El impuesto mínimo global se perfila como una de las reformas más ambiciosas de las últimas décadas. Su implantación pretende redefinir las reglas del juego fiscal internacional, acabar con prácticas de erosión de la base imponible y garantizar justicia tributaria.
En este artículo analizamos a fondo su origen, mecanismos de aplicación, alcance, retos y perspectivas de futuro. A través de ejemplos concretos y datos clave, entenderás cómo afectará a multinacionales, Estados y economías.
La idea se gestó bajo el liderazgo conjunto de la OCDE y el G20, tras décadas de debate sobre la transferencia de beneficios y la deslocalización fiscal. En 2021 se acordó fijar una tasa impositiva mínima del 15% para grupos multinacionales con ingresos superiores a 750 millones de euros, con el fin de frenar la carrera a la baja entre jurisdicciones.
Este modelo surge como respuesta a la pérdida de recursos de las haciendas públicas, al detectar que grandes corporaciones desplazaban sus beneficios a paraísos fiscales, debilitando la capacidad de financiación de servicios esenciales.
Los impulsores del acuerdo persiguen varios fines simultáneos. En primer lugar, asegurar que las multinacionales aporten una carga fiscal equitativa en cada mercado donde operan, independientemente de la ubicación de su sede.
Además, se busca poner fin a la competencia fiscal entre jurisdicciones que ha incentivado reducciones concursivas de tipos corporativos. Con ello, se refuerza la cooperación internacional y se promueve la transparencia en los sistemas tributarios.
El cálculo del Tipo Efectivo de Gravamen (TEG) exige ajustar resultados contables y eliminar diferencias por partidas no recurrentes. Esta complejidad técnica requiere sistemas sólidos de información y coordinación entre autoridades.
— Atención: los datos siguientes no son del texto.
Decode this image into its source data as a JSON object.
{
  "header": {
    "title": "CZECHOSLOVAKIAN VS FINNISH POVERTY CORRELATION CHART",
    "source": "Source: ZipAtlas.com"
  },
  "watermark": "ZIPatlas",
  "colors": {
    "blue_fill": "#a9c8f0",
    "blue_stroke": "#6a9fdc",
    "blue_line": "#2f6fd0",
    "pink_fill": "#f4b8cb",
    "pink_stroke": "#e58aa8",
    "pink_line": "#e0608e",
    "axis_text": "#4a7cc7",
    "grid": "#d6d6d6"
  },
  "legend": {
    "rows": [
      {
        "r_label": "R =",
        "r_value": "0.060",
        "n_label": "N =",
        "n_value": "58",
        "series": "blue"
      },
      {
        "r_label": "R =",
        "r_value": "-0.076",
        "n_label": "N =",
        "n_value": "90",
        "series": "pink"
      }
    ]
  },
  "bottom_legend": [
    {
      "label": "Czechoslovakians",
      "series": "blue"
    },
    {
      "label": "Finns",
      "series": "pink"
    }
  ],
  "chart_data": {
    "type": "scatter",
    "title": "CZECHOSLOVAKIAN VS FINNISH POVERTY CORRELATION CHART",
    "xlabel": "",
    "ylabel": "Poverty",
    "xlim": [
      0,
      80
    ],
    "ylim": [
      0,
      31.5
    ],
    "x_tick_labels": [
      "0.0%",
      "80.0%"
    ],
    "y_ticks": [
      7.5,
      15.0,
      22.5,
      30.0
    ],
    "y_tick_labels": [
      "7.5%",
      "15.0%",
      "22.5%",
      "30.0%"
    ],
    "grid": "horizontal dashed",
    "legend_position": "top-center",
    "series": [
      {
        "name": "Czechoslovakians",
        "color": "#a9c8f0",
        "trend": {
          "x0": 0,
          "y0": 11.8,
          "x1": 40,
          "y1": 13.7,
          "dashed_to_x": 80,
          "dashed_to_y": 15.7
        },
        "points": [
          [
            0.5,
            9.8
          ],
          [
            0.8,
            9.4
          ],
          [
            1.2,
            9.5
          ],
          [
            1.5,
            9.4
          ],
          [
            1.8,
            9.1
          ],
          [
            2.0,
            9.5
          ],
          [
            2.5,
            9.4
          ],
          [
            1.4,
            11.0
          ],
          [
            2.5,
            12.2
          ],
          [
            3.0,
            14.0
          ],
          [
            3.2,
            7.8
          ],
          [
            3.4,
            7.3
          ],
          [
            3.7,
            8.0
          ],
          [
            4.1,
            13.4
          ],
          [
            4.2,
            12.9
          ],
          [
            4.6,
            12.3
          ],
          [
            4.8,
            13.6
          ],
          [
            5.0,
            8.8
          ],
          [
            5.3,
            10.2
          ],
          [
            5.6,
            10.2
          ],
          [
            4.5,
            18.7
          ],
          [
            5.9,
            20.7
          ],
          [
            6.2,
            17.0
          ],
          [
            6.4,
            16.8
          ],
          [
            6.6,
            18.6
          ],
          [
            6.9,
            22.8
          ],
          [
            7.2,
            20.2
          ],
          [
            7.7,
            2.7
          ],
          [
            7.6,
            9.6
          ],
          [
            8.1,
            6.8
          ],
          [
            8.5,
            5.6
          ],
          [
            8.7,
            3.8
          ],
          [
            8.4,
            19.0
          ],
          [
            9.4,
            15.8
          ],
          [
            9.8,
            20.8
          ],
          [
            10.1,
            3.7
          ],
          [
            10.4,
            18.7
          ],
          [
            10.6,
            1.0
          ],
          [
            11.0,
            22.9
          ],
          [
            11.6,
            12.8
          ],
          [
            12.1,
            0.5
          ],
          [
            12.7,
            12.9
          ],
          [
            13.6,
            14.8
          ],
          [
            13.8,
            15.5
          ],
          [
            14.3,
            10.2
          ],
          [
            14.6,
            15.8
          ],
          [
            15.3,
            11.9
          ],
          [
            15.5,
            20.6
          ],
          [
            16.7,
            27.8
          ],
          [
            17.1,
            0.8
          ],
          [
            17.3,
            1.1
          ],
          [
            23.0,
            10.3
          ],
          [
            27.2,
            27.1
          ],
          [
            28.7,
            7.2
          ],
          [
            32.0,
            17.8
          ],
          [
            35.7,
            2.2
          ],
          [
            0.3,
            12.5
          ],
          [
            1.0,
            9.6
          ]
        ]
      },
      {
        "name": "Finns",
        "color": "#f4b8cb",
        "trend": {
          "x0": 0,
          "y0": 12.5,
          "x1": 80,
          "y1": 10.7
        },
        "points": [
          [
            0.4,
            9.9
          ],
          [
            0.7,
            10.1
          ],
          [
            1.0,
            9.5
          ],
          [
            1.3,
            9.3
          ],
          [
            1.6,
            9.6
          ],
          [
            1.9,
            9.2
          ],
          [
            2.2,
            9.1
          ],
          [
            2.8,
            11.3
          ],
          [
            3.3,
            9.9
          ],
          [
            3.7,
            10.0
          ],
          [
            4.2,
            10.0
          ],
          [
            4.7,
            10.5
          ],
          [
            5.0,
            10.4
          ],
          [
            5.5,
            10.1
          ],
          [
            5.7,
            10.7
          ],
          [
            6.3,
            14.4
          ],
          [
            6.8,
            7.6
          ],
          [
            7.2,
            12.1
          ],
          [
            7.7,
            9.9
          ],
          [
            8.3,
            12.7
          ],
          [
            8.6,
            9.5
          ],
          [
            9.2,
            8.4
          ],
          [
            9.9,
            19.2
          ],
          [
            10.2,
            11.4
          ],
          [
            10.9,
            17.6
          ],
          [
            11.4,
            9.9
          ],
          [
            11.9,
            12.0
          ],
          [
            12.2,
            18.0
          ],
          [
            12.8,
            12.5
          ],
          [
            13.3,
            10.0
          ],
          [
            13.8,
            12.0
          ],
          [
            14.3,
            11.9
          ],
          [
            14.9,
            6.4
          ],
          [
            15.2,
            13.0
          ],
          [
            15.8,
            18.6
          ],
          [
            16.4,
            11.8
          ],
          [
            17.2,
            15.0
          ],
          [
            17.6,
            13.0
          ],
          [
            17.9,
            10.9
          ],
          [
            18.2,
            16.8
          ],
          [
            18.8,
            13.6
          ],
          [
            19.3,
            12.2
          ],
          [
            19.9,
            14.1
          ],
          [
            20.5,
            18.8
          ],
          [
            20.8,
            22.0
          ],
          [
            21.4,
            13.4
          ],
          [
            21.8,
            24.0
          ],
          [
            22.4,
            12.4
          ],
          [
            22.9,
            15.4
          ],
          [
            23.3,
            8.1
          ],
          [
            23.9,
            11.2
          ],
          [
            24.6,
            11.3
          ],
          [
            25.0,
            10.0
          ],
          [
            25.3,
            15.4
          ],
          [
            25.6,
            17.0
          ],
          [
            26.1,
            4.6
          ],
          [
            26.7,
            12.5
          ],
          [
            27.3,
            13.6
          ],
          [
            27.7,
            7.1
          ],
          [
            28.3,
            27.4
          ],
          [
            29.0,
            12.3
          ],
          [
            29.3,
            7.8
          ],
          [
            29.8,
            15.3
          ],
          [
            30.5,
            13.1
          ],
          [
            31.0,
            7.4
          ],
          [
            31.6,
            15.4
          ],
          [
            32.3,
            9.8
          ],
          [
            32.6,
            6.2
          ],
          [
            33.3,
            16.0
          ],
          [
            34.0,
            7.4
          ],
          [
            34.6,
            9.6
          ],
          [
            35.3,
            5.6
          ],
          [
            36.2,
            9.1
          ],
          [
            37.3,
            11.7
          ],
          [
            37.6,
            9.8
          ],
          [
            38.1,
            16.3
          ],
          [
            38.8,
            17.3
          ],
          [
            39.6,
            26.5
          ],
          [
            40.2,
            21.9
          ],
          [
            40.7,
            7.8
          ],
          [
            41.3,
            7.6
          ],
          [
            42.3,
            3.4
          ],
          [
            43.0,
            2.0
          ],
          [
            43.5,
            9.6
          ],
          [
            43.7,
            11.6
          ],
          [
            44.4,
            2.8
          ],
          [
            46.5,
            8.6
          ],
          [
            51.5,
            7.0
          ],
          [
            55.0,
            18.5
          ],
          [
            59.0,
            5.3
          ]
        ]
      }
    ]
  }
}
El marco inclusivo de la OCDE/G20 reúne a 147 países, entre los que figuran la mayoría de la UE, Reino Unido, Canadá y varias naciones de América Latina como Argentina, Brasil, Chile y México.
Gracias a este amplio respaldo, el impuesto mínimo global aspira a convertirse en un estándar de tributación, limitando la capacidad de traslado de beneficios y fortaleciendo la confianza mutua entre Estados.
Se estima que la recaudación global podría aumentar de forma notable, aunque las cifras dependen de la rapidez en la implementación y la respuesta de las empresas.
Esta reforma además hace que los Estados tengan que replantear sus estrategias de competitividad, orientándolas hacia el valor añadido y la innovación, más allá de la atracción mediante reducciones impositivas.
El impuesto mínimo global enfrenta importantes desafíos. Primero, la enorme complejidad técnica y administrativa para calcular el TEG y coordinar ajustes contables. Los cálculos requieren armonizar criterios de reconocimiento de ingresos y gastos.
Otro riesgo es la doble imposición si no se logran acuerdos bilaterales que eviten solapamientos de gravámenes. Asimismo, la disparidad en el desarrollo de capacidades de control fiscal podría generar tensiones entre países más y menos avanzados.
España y la UE han incorporado la directiva europea que adapta las reglas GloBE al ordenamiento comunitario. En España se ha aprobado un impuesto complementario nacional, aplicable cuando la empresa matriz tributa en un país con carga inferior al 15%.
Se establecen umbrales de exclusión: ingresos anuales menores a 10 M€ o beneficios antes de impuestos inferiores a 1 M€. Además, se aplica un régimen transitorio para activos y pasivos por impuestos diferidos.
Para muchos expertos, este impuesto representa un verdadero nuevo paradigma en la fiscalidad internacional. Supera el enfoque tradicional de soberanía fiscal aislada en favor de una normativa coordinada.
Quedan por resolver la plena implementación, el seguimiento efectivo y la resolución de disputas. También se debate extender esta cooperación a impuestos digitales, transacciones financieras o instrumentos ambientales.
En definitiva, el impuesto mínimo global abre un capítulo innovador en la gobernanza tributaria internacional. Su éxito dependerá de la cooperación continua, la adaptabilidad de las empresas y la voluntad política de consolidar un sistema más justo y sostenible.